Par Mathilde Combes le juillet 7, 2026juillet 6, 2026

Regardez qui commence à mûrir dans mon potager !

Mes premières tomates de l’année !

J’attends chaque été ce moment avec impatience.

C’est l’ingrédient estival par excellence, qu’on l’aime en salade, en sauce ou en bruschetta.

Si la pleine saison s’apprête à commencer, on en consomme en réalité tout au long de l’année, notamment sous forme de coulis ou sur nos bases de pizza.

Bref, difficile d’imaginer notre cuisine sans elle !

Pourtant, elle a mis du temps à s’imposer dans nos assiettes.
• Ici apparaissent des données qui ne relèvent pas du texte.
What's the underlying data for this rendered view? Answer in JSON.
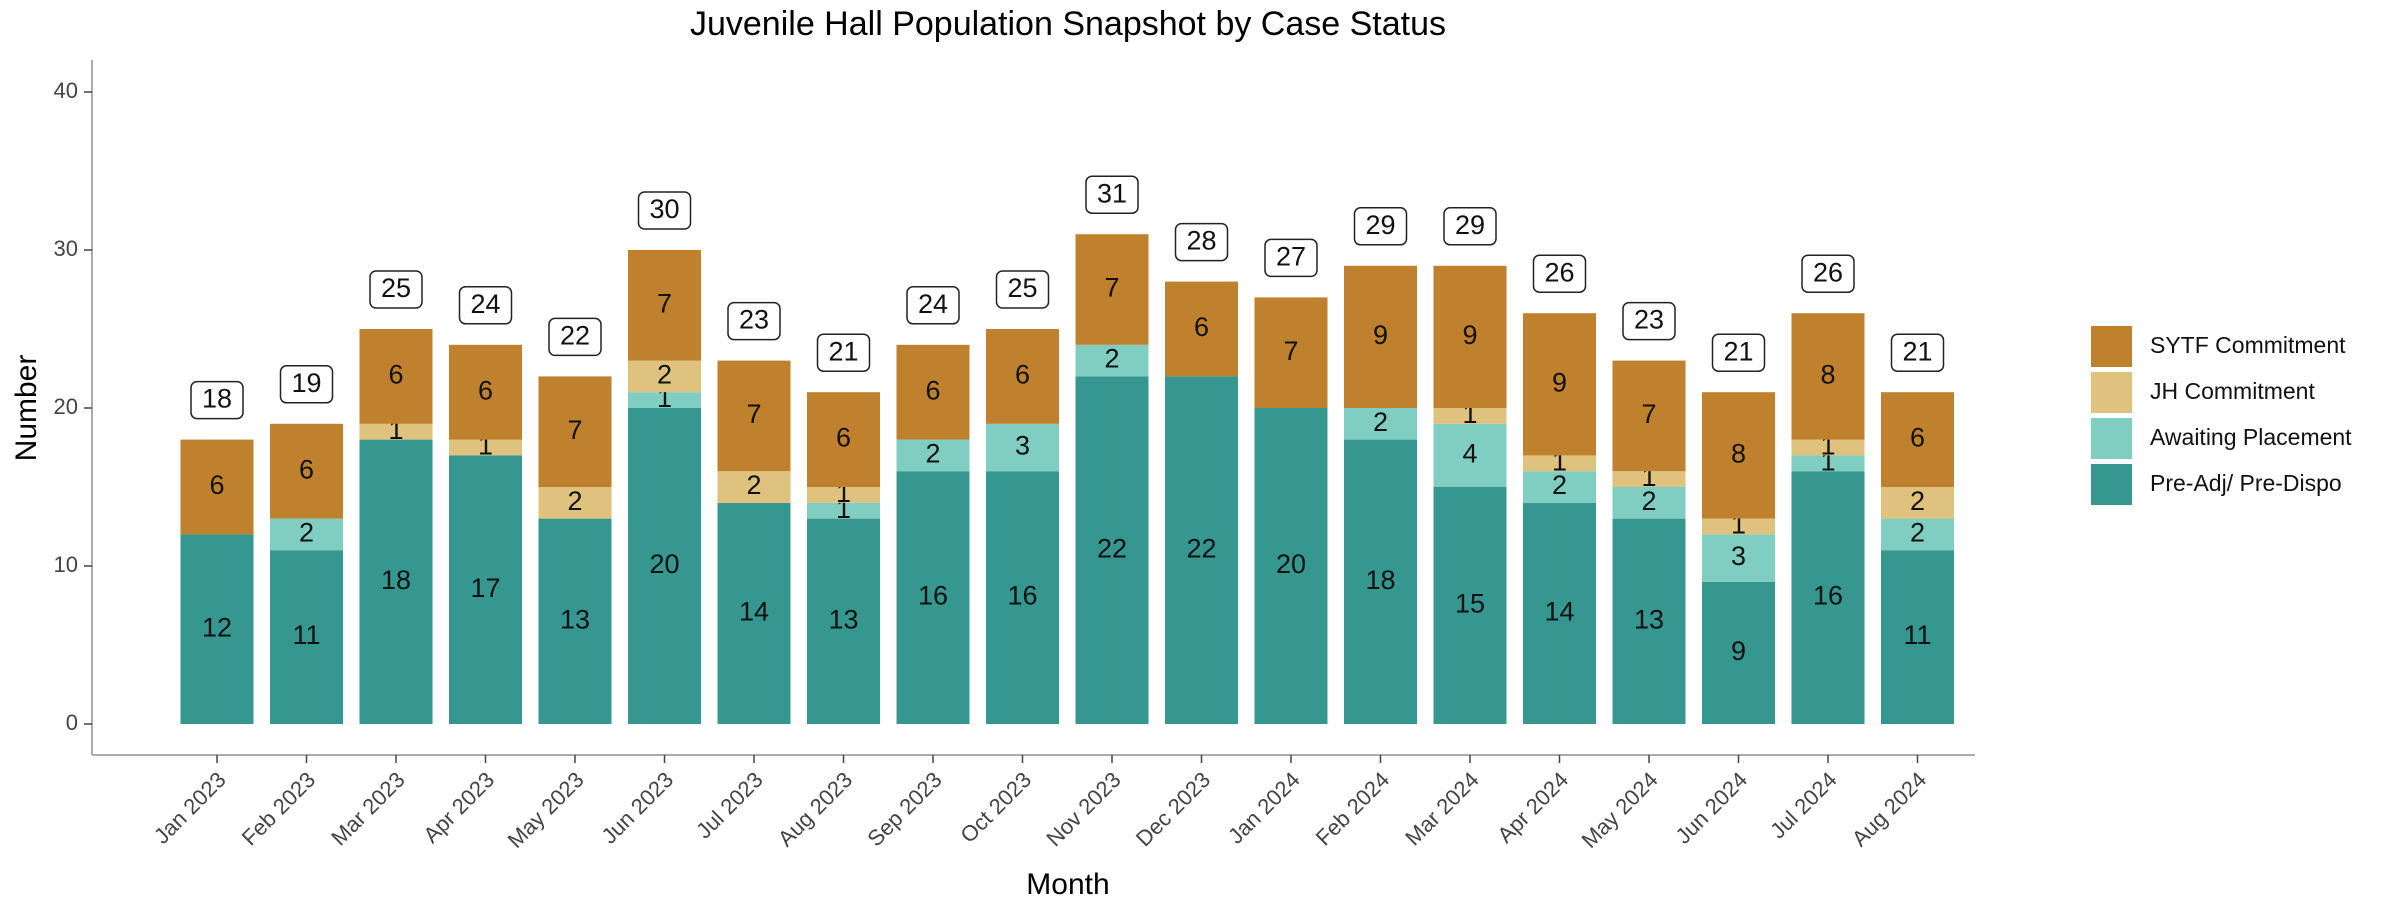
{
  "chart_data": {
    "type": "stacked_bar",
    "title": "Juvenile Hall Population Snapshot by Case Status",
    "x_label": "Month",
    "y_label": "Number",
    "categories": [
      "Jan 2023",
      "Feb 2023",
      "Mar 2023",
      "Apr 2023",
      "May 2023",
      "Jun 2023",
      "Jul 2023",
      "Aug 2023",
      "Sep 2023",
      "Oct 2023",
      "Nov 2023",
      "Dec 2023",
      "Jan 2024",
      "Feb 2024",
      "Mar 2024",
      "Apr 2024",
      "May 2024",
      "Jun 2024",
      "Jul 2024",
      "Aug 2024"
    ],
    "series": [
      {
        "name": "Pre-Adj/ Pre-Dispo",
        "color": "#35978f",
        "values": [
          12,
          11,
          18,
          17,
          13,
          20,
          14,
          13,
          16,
          16,
          22,
          22,
          20,
          18,
          15,
          14,
          13,
          9,
          16,
          11
        ]
      },
      {
        "name": "Awaiting Placement",
        "color": "#80cdc1",
        "values": [
          0,
          2,
          0,
          0,
          0,
          1,
          0,
          1,
          2,
          3,
          2,
          0,
          0,
          2,
          4,
          2,
          2,
          3,
          1,
          2
        ]
      },
      {
        "name": "JH Commitment",
        "color": "#dfc27d",
        "values": [
          0,
          0,
          1,
          1,
          2,
          2,
          2,
          1,
          0,
          0,
          0,
          0,
          0,
          0,
          1,
          1,
          1,
          1,
          1,
          2
        ]
      },
      {
        "name": "SYTF Commitment",
        "color": "#bf812d",
        "values": [
          6,
          6,
          6,
          6,
          7,
          7,
          7,
          6,
          6,
          6,
          7,
          6,
          7,
          9,
          9,
          9,
          7,
          8,
          8,
          6
        ]
      }
    ],
    "totals": [
      18,
      19,
      25,
      24,
      22,
      30,
      23,
      21,
      24,
      25,
      31,
      28,
      27,
      29,
      29,
      26,
      23,
      21,
      26,
      21
    ],
    "ylim": [
      0,
      40
    ],
    "yticks": [
      0,
      10,
      20,
      30,
      40
    ],
    "grid": false,
    "legend": "right"
  }
}
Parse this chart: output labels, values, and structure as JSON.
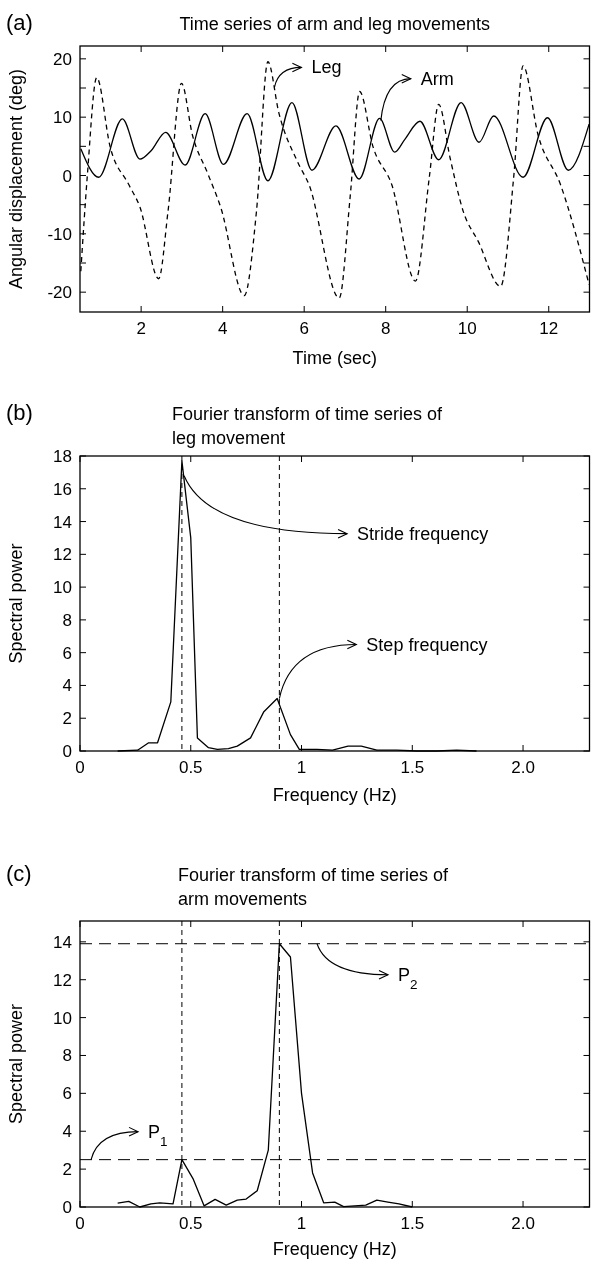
{
  "chart_data": [
    {
      "type": "line",
      "title": "Time series of arm and leg movements",
      "xlabel": "Time (sec)",
      "ylabel": "Angular displacement (deg)",
      "xlim": [
        0.5,
        13
      ],
      "xticks": [
        2,
        4,
        6,
        8,
        10,
        12
      ],
      "ylim": [
        -23.4,
        22.2
      ],
      "yticks": [
        -20,
        {
          "value": -15,
          "label": null
        },
        -10,
        {
          "value": -5,
          "label": null
        },
        0,
        {
          "value": 5,
          "label": null
        },
        10,
        {
          "value": 15,
          "label": null
        },
        20
      ],
      "marker": "none",
      "series": [
        {
          "color": "#000000",
          "line_style": "solid",
          "x": [
            0.52,
            0.96,
            1.54,
            1.97,
            2.25,
            2.6,
            3.08,
            3.57,
            4.02,
            4.6,
            5.11,
            5.7,
            6.19,
            6.78,
            7.35,
            7.85,
            8.22,
            8.47,
            8.84,
            9.3,
            9.85,
            10.29,
            10.65,
            11.37,
            11.97,
            12.48,
            12.99
          ],
          "values": [
            4.6,
            -0.3,
            9.7,
            2.8,
            4.3,
            7.4,
            1.8,
            10.6,
            1.9,
            10.6,
            -0.9,
            12.5,
            0.9,
            8.5,
            -0.6,
            9.8,
            4.0,
            6.2,
            9.3,
            2.7,
            12.5,
            5.7,
            10.2,
            -0.3,
            9.9,
            0.9,
            8.8
          ]
        },
        {
          "color": "#000000",
          "line_style": "dashed",
          "x": [
            0.52,
            0.68,
            0.91,
            1.24,
            1.7,
            1.97,
            2.43,
            2.66,
            2.99,
            3.26,
            3.63,
            3.95,
            4.53,
            4.83,
            5.11,
            5.38,
            5.84,
            6.12,
            6.86,
            7.13,
            7.36,
            7.69,
            8.15,
            8.73,
            9.07,
            9.3,
            9.58,
            9.9,
            10.27,
            10.82,
            11.14,
            11.37,
            11.74,
            12.29,
            12.99
          ],
          "values": [
            -16.4,
            0,
            16.8,
            4.9,
            -1.6,
            -5.4,
            -17.7,
            -6.1,
            15.8,
            6.9,
            0.4,
            -5.4,
            -20.6,
            -6.1,
            19.5,
            10.7,
            2.3,
            -1.6,
            -21,
            -3.5,
            14.4,
            4.9,
            -1.6,
            -18.1,
            -0.3,
            12.2,
            3.0,
            -6.1,
            -11.3,
            -19,
            -0.3,
            18.8,
            6.9,
            -1.6,
            -18.7
          ]
        }
      ],
      "annotations": [
        "(a)",
        {
          "text": "Leg",
          "x": 5.27,
          "y": 15.1
        },
        {
          "text": "Arm",
          "x": 7.88,
          "y": 9.4
        }
      ]
    },
    {
      "type": "line",
      "title": "Fourier transform of time series of leg movement",
      "xlabel": "Frequency (Hz)",
      "ylabel": "Spectral power",
      "xlim": [
        0,
        2.3
      ],
      "xticks": [
        0,
        0.5,
        1,
        1.5,
        {
          "value": 2,
          "label": "2.0"
        }
      ],
      "ylim": [
        0,
        18
      ],
      "yticks": [
        0,
        2,
        4,
        6,
        8,
        10,
        12,
        14,
        16,
        18
      ],
      "marker": "none",
      "series": [
        {
          "color": "#000000",
          "line_style": "solid",
          "x": [
            0.17,
            0.26,
            0.31,
            0.35,
            0.41,
            0.46,
            0.5,
            0.53,
            0.58,
            0.62,
            0.67,
            0.71,
            0.77,
            0.83,
            0.89,
            0.95,
            0.99,
            1.07,
            1.14,
            1.21,
            1.27,
            1.34,
            1.43,
            1.52,
            1.61,
            1.7,
            1.79
          ],
          "values": [
            0,
            0.05,
            0.5,
            0.5,
            3,
            17.7,
            13,
            0.8,
            0.2,
            0.1,
            0.15,
            0.3,
            0.8,
            2.4,
            3.2,
            1.0,
            0.1,
            0.1,
            0.05,
            0.3,
            0.3,
            0.05,
            0.05,
            0,
            0,
            0.05,
            0
          ]
        }
      ],
      "ref_lines": [
        {
          "axis": "x",
          "value": 0.46,
          "color": "#000000",
          "line_style": "dashed"
        },
        {
          "axis": "x",
          "value": 0.9,
          "color": "#000000",
          "line_style": "dashed"
        }
      ],
      "annotations": [
        "(b)",
        {
          "text": "Stride frequency",
          "x": 0.47,
          "y": 16.8
        },
        {
          "text": "Step frequency",
          "x": 0.9,
          "y": 3.2
        }
      ]
    },
    {
      "type": "line",
      "title": "Fourier transform of time series of arm movements",
      "xlabel": "Frequency (Hz)",
      "ylabel": "Spectral power",
      "xlim": [
        0,
        2.3
      ],
      "xticks": [
        0,
        0.5,
        1,
        1.5,
        {
          "value": 2,
          "label": "2.0"
        }
      ],
      "ylim": [
        0,
        15.1
      ],
      "yticks": [
        0,
        2,
        4,
        6,
        8,
        10,
        12,
        14
      ],
      "marker": "none",
      "series": [
        {
          "color": "#000000",
          "line_style": "solid",
          "x": [
            0.17,
            0.22,
            0.27,
            0.32,
            0.36,
            0.42,
            0.46,
            0.51,
            0.56,
            0.61,
            0.66,
            0.71,
            0.75,
            0.8,
            0.85,
            0.9,
            0.95,
            1.0,
            1.05,
            1.1,
            1.15,
            1.19,
            1.29,
            1.34,
            1.39,
            1.44,
            1.5
          ],
          "values": [
            0.2,
            0.3,
            0,
            0.16,
            0.22,
            0.16,
            2.5,
            1.5,
            0.06,
            0.4,
            0.1,
            0.36,
            0.42,
            0.86,
            3.0,
            13.9,
            13.2,
            6.0,
            1.8,
            0.22,
            0.26,
            0.02,
            0.1,
            0.36,
            0.26,
            0.16,
            0
          ]
        }
      ],
      "ref_lines": [
        {
          "axis": "x",
          "value": 0.46,
          "color": "#000000",
          "line_style": "dashed"
        },
        {
          "axis": "x",
          "value": 0.9,
          "color": "#000000",
          "line_style": "dashed"
        },
        {
          "axis": "y",
          "value": 13.9,
          "color": "#000000",
          "line_style": "dashed"
        },
        {
          "axis": "y",
          "value": 2.5,
          "color": "#000000",
          "line_style": "dashed"
        }
      ],
      "annotations": [
        "(c)",
        {
          "text": "P$_{2}$",
          "x": 1.07,
          "y": 13.9
        },
        {
          "text": "P$_{1}$",
          "x": 0.05,
          "y": 2.5
        }
      ]
    }
  ]
}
Car pendant près de 200 ans, l’Europe était convaincue que la tomate était un poison mortel.

Le trésor caché des Aztèques

Pour trouver les racines de la tomate, il faut traverser l’Atlantique et remonter le temps jusqu’au cœur de l’Empire aztèque.

À l’origine, dans les Andes, la plante pousse à l’état sauvage et donne de tout petits fruits jaunes ou rouges qui ressemblent à nos tomates cerises.

Ce sont les conquistadors espagnols qui les ramènent en Europe, au XVIe siècle.

Le fruit débarque en Espagne, mais il va très vite trouver son second point d’ancrage en Italie.

À cette époque, une grande partie de la péninsule italienne, notamment le Royaume de Naples, est sous domination espagnole.

En arrivant en Italie, sa couleur dorée interpelle les botanistes, qui la nomment pomo d’oro… la pomme d’or !

La « Pomme d’Or » que personne ne voulait manger

Malgré cette jolie appellation, la tomate ne suscite pas l’enthousiasme général, bien au contraire.

Les botanistes de l’époque reconnaissent immédiatement la famille à laquelle appartient cette nouvelle plante : les Solanacées.

Ce nom ne vous dit peut-être rien, mais c’est la même famille que la belladone (la « morelle furieuse ») ou la mandragore, des plantes connues depuis l’Antiquité comme des poisons violents et des herbes de sorcières.

Pour eux, la ressemblance était évidente : belle plante, fruit tentant, même famille… donc même poison.

Pendant toute cette période, la tomate sert uniquement de plante d’ornement.

On l’utilise pour décorer les jardins aristocratiques ou habiller les tonnelles.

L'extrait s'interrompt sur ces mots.